Quem sabe isso quer dizer amor
Álbum de Maria Gadú com 12 faixas. Lançamento do selo Slap/ Som Livre, disponível nas plataformas digitais.
Maria, em seus discos anteriores — o que gravou com Caetano Veloso à parte — prevaleceram composições autorais. O que a levou a gravar Quem sabe isso quer dizer amor com
canções de outros autores?
É um disco de comemoração dos 23 anos que trabalho com música. Por muitos anos exercia a profissão cantando em bares, ruas, restaurantes e a minha musicalidade foi construída pelo repertório de muitos artistas. Resolvi fazer uma reverência, elencando algumas das milhares de canções que amo, as que mais me encaixavam no momento da feitura do disco.
Que critério utilizou para escolher as músicas do repertório?
São canções que estavam no meu dia a dia no período da feitura do disco. Que, em meu ponto de vista, traziam um pouco da minha visão de mundo e de poesia. Difícil demais escolher apenas 12 canções quando se ama música. Foi emocional.
Você deixa claro o carinho que tem por Milton Nascimento e Marisa Monte. Quanto aos outros compositores, qual é a sua relação com a obra deles?
Marisa construiu comigo o amor pela música, me ensinou a cantar na solidão do meu quarto. Milton é uma entidade que tenho o privilégio de construir uma amizade muito bonita. Todas as autoras e autores têm um espaço grande na minha vida, cada qual com sua subjetividade, sua forma de fazer arte. São de tempos e escolhas diversas, e eu amo que arte pode nos proporcionar isso.
Por que decidiu incluir a quilométrica Faroeste caboclo, de Renato Russo, no disco?
Música linda, atemporal, que amo. Das primeiras canções de Renato que aprendi, me toca muito. As histórias brasileiras têm muitos quilômetros e agradeço ao Renato por musicar uma delas de forma integral. Sempre gravo Renato. Sou muito fã.
Quando aflorou a faceta de instrumentista, que explora neste projeto?

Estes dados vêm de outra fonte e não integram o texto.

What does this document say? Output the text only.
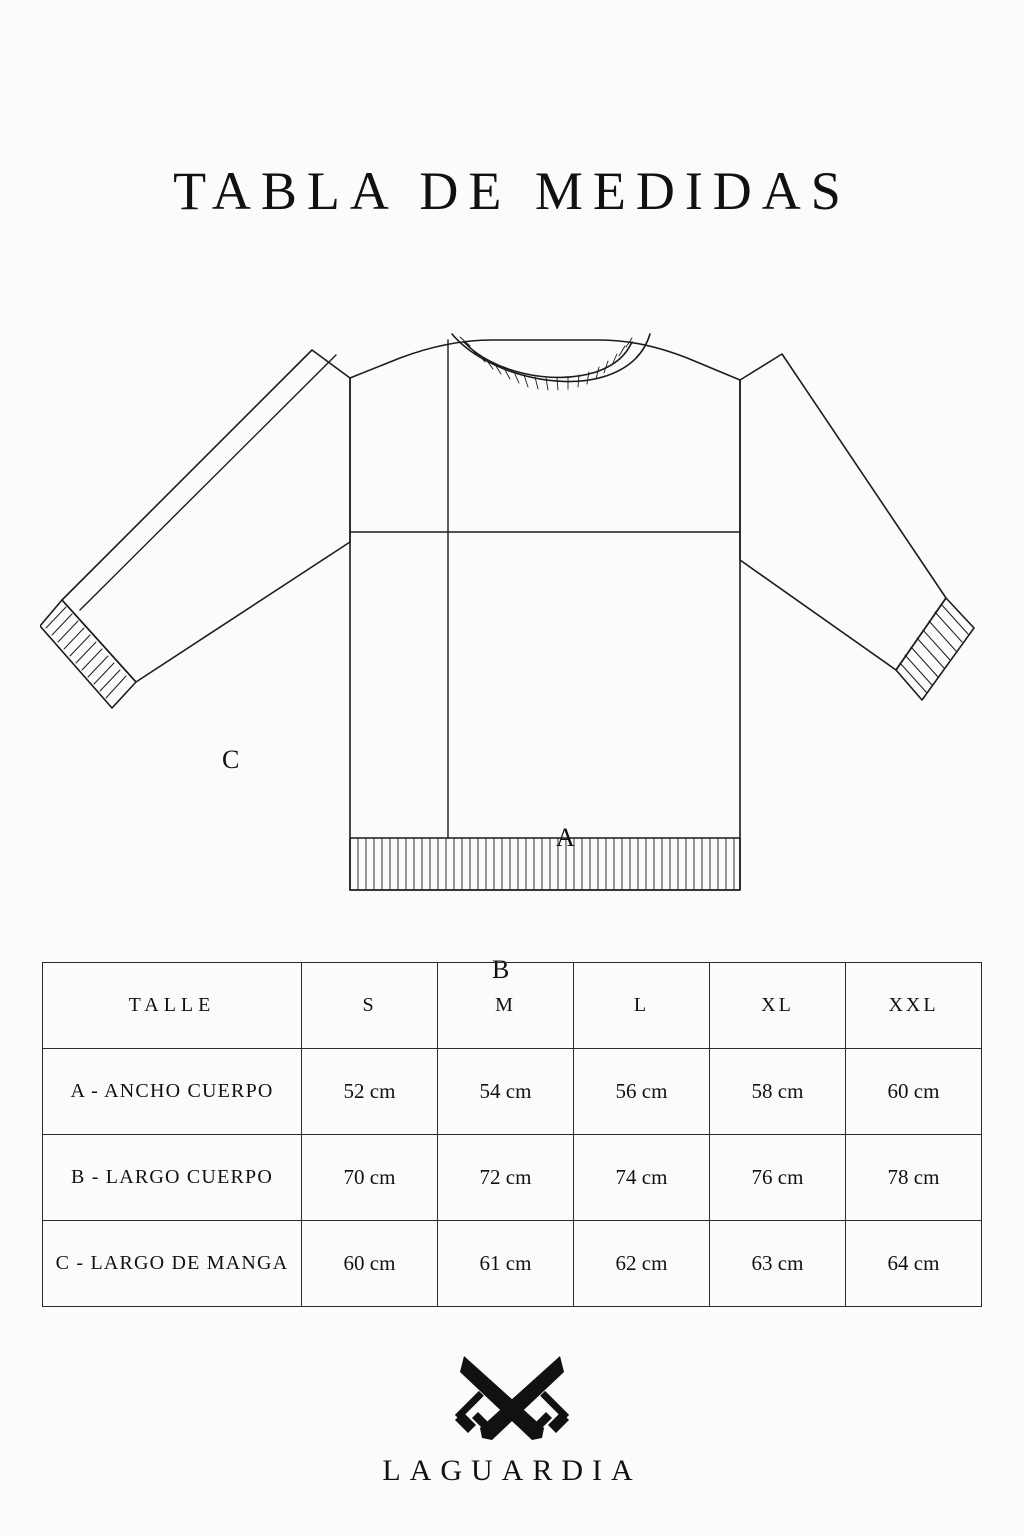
TABLA DE MEDIDAS
A
B
C
TALLE	S	M	L	XL	XXL
A - ANCHO CUERPO	52 cm	54 cm	56 cm	58 cm	60 cm
B - LARGO CUERPO	70 cm	72 cm	74 cm	76 cm	78 cm
C - LARGO DE MANGA	60 cm	61 cm	62 cm	63 cm	64 cm
LAGUARDIA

Sempre fui instrumentista. Em todos os meus discos e apresentações toco meus instrumentos. Acho que o machismo dentro de tudo coloca sempre a mulher num lugar delicadíssimo: "olha, ela está tocando vários instrumentos". Tantas pessoas fazem isso.

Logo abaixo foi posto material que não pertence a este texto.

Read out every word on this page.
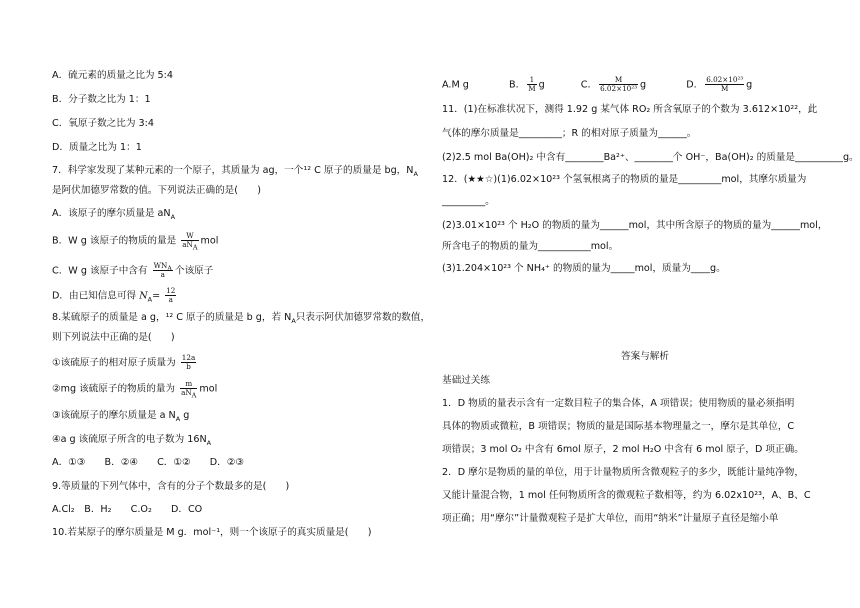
A．硫元素的质量之比为 5:4
B．分子数之比为 1：1
C．氧原子数之比为 3:4
D．质量之比为 1：1
7．科学家发现了某种元素的一个原子，其质量为 ag，一个¹² C 原子的质量是 bg，$N_A$
是阿伏加德罗常数的值。下列说法正确的是(　　)
A．该原子的摩尔质量是 $aN_A$
B．W g 该原子的物质的量是 $\frac{W}{aN_A}$ mol
C．W g 该原子中含有 $\frac{WN_A}{a}$ 个该原子
D．由已知信息可得 $N_A= \frac{12}{a}$
8.某硫原子的质量是 a g，¹² C 原子的质量是 b g，若 $N_A$只表示阿伏加德罗常数的数值，
则下列说法中正确的是(　　)
①该硫原子的相对原子质量为 $\frac{12a}{b}$
②mg 该硫原子的物质的量为 $\frac{m}{aN_A}$ mol
③该硫原子的摩尔质量是 a $N_A$ g
④a g 该硫原子所含的电子数为 $16N_A$
A．①③　　B．②④　　C．①②　　D．②③
9.等质量的下列气体中，含有的分子个数最多的是(　　)
A.Cl₂　B．H₂　　C.O₂　　D．CO
10.若某原子的摩尔质量是 M g．mol⁻¹，则一个该原子的真实质量是(　　)
A.M g	B． $\frac{1}{M}$ g	C． $\frac{M}{\text{6.02×10²³}}$ g	D． $\frac{\text{6.02×10²³}}{M}$ g
11．(1)在标准状况下，测得 1.92 g 某气体 RO₂ 所含氧原子的个数为 3.612×10²²，此
气体的摩尔质量是_________；R 的相对原子质量为______。
(2)2.5 mol Ba(OH)₂ 中含有________Ba²⁺、________个 OH⁻，Ba(OH)₂ 的质量是__________g。
12．(★★☆)(1)6.02×10²³ 个氢氧根离子的物质的量是_________mol，其摩尔质量为
_________。
(2)3.01×10²³ 个 H₂O 的物质的量为______mol，其中所含原子的物质的量为______mol，
所含电子的物质的量为___________mol。
(3)1.204×10²³ 个 NH₄⁺ 的物质的量为_____mol，质量为____g。
答案与解析
基础过关练
1．D 物质的量表示含有一定数目粒子的集合体，A 项错误；使用物质的量必须指明
具体的物质或微粒，B 项错误；物质的量是国际基本物理量之一，摩尔是其单位，C
项错误；3 mol O₂ 中含有 6mol 原子，2 mol H₂O 中含有 6 mol 原子，D 项正确。
2．D 摩尔是物质的量的单位，用于计量物质所含微观粒子的多少，既能计量纯净物，
又能计量混合物，1 mol 任何物质所含的微观粒子数相等，约为 6.02x10²³，A、B、C
项正确；用“摩尔”计量微观粒子是扩大单位，而用“纳米”计量原子直径是缩小单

Quanto tempo levou para gravar o álbum, os clipes e o documentário?
O álbum foi gravado em 2019. Depois, ficou parado, como quase tudo, durante a crise da pandemia. Esse ano retomamos as finalizações: mixagem, projeto gráfico. O documentário foi registrado ao longo das gravações.
No processo de produção desse combo, a dificuldade maior foi em relação a qual das partes?

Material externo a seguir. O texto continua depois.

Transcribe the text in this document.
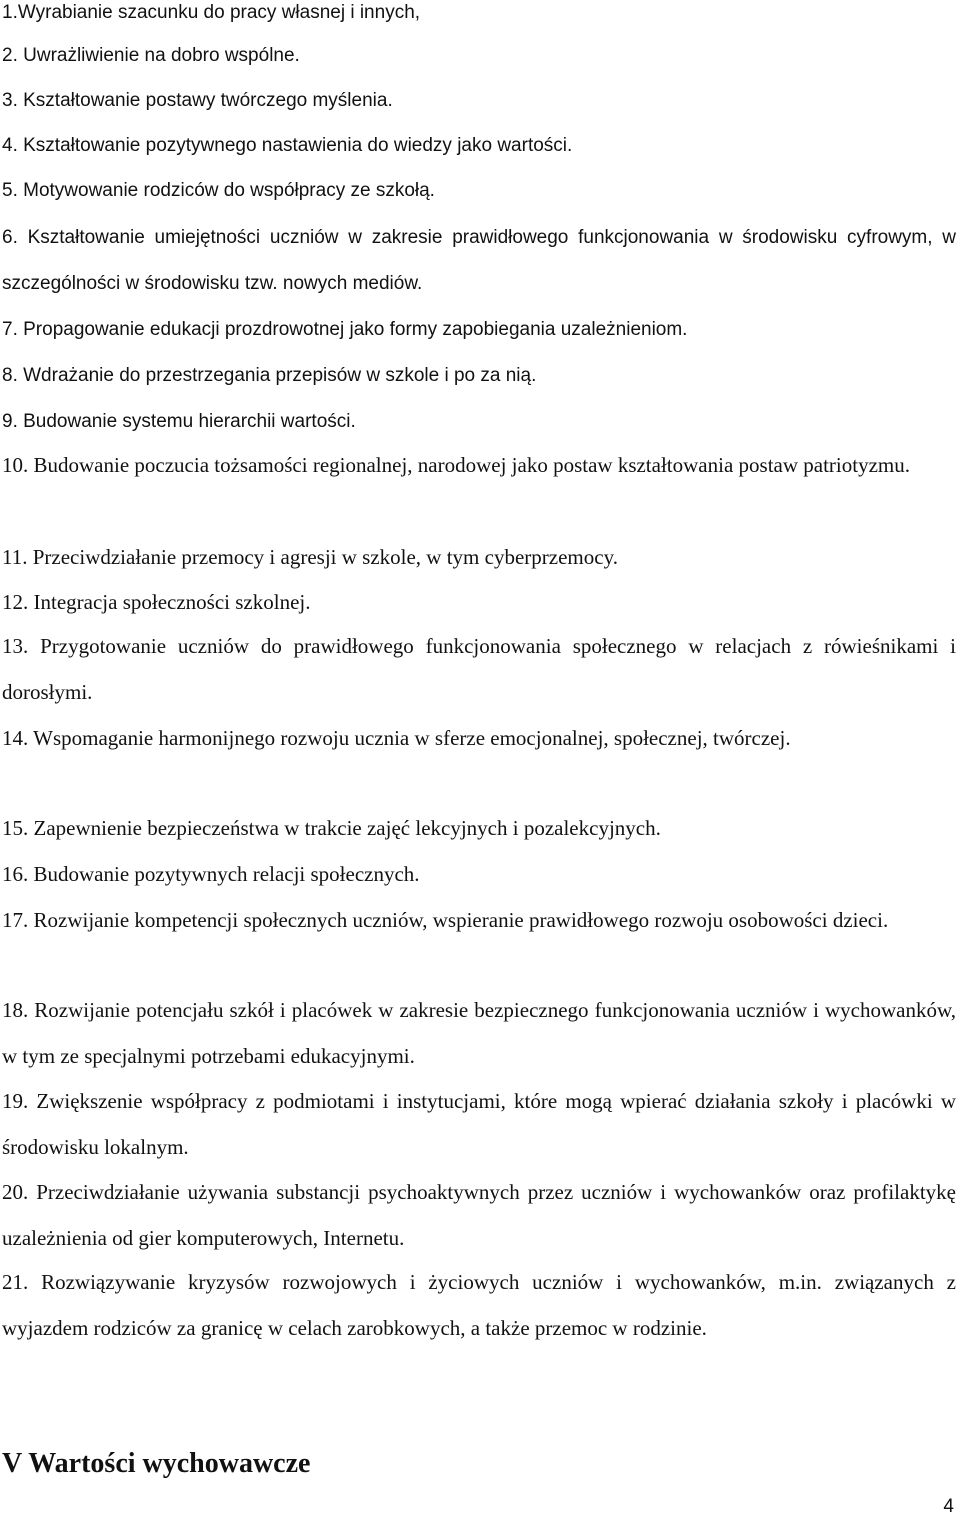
1.Wyrabianie szacunku do pracy własnej i innych,

2. Uwrażliwienie na dobro wspólne.

3. Kształtowanie postawy twórczego myślenia.

4. Kształtowanie pozytywnego nastawienia do wiedzy jako wartości.

5. Motywowanie rodziców do współpracy ze szkołą.

6. Kształtowanie umiejętności uczniów w zakresie prawidłowego funkcjonowania w środowisku cyfrowym, w szczególności w środowisku tzw. nowych mediów.

7. Propagowanie edukacji prozdrowotnej jako formy zapobiegania uzależnieniom.

8. Wdrażanie do przestrzegania przepisów w szkole i po za nią.

9. Budowanie systemu hierarchii wartości.

10. Budowanie poczucia tożsamości regionalnej, narodowej jako postaw kształtowania postaw patriotyzmu.

11. Przeciwdziałanie przemocy i agresji w szkole, w tym cyberprzemocy.

12. Integracja społeczności szkolnej.

13. Przygotowanie uczniów do prawidłowego funkcjonowania społecznego w relacjach z rówieśnikami i dorosłymi.

14. Wspomaganie harmonijnego rozwoju ucznia w sferze emocjonalnej, społecznej, twórczej.

15. Zapewnienie bezpieczeństwa w trakcie zajęć lekcyjnych i pozalekcyjnych.

16. Budowanie pozytywnych relacji społecznych.

17. Rozwijanie kompetencji społecznych uczniów, wspieranie prawidłowego rozwoju osobowości dzieci.

18. Rozwijanie potencjału szkół i placówek w zakresie bezpiecznego funkcjonowania uczniów i wychowanków, w tym ze specjalnymi potrzebami edukacyjnymi.

19. Zwiększenie współpracy z podmiotami i instytucjami, które mogą wpierać działania szkoły i placówki w środowisku lokalnym.

20. Przeciwdziałanie używania substancji psychoaktywnych przez uczniów i wychowanków oraz profilaktykę uzależnienia od gier komputerowych, Internetu.

21. Rozwiązywanie kryzysów rozwojowych i życiowych uczniów i wychowanków, m.in. związanych z wyjazdem rodziców za granicę w celach zarobkowych, a także przemoc w rodzinie.

V Wartości wychowawcze
4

Escolher as canções e lidar com tudo o que aconteceu. Perdi pessoas muito queridas no processo. Minha melhor amiga, Preta Ferreira, foi presa injustamente, o país caminhando para um buraco sem fundo. Tinha medo de imprimir exacerbada tristeza no álbum, por ser genuíno.
Lançar esse trabalho no momento em que a arte e a cultura vem sendo tratada com descaso por órgãos governamentais dessa área, seria um ato de resistência?
Fazer arte é um ato de resistência o tempo todo. Pensar, estudar. Estamos na rua em diversos formatos. Aprendo muito sendo ativista socioambiental. Os indígenas ensinam que resistir vai muito além da palavra. É ato.
Pretende botar o pé na estrada com show para lançar o CD?
Sim, com cautela preciosa. Sinto saudade do palco, da comunhão dos shows. Pra mim, fazer show sempre foi estar reunida com pessoas que gostam de música, o público, a equipe, quem está dentro e fora do palco, no fundo e no raso, todo mundo foi ali ouvir música.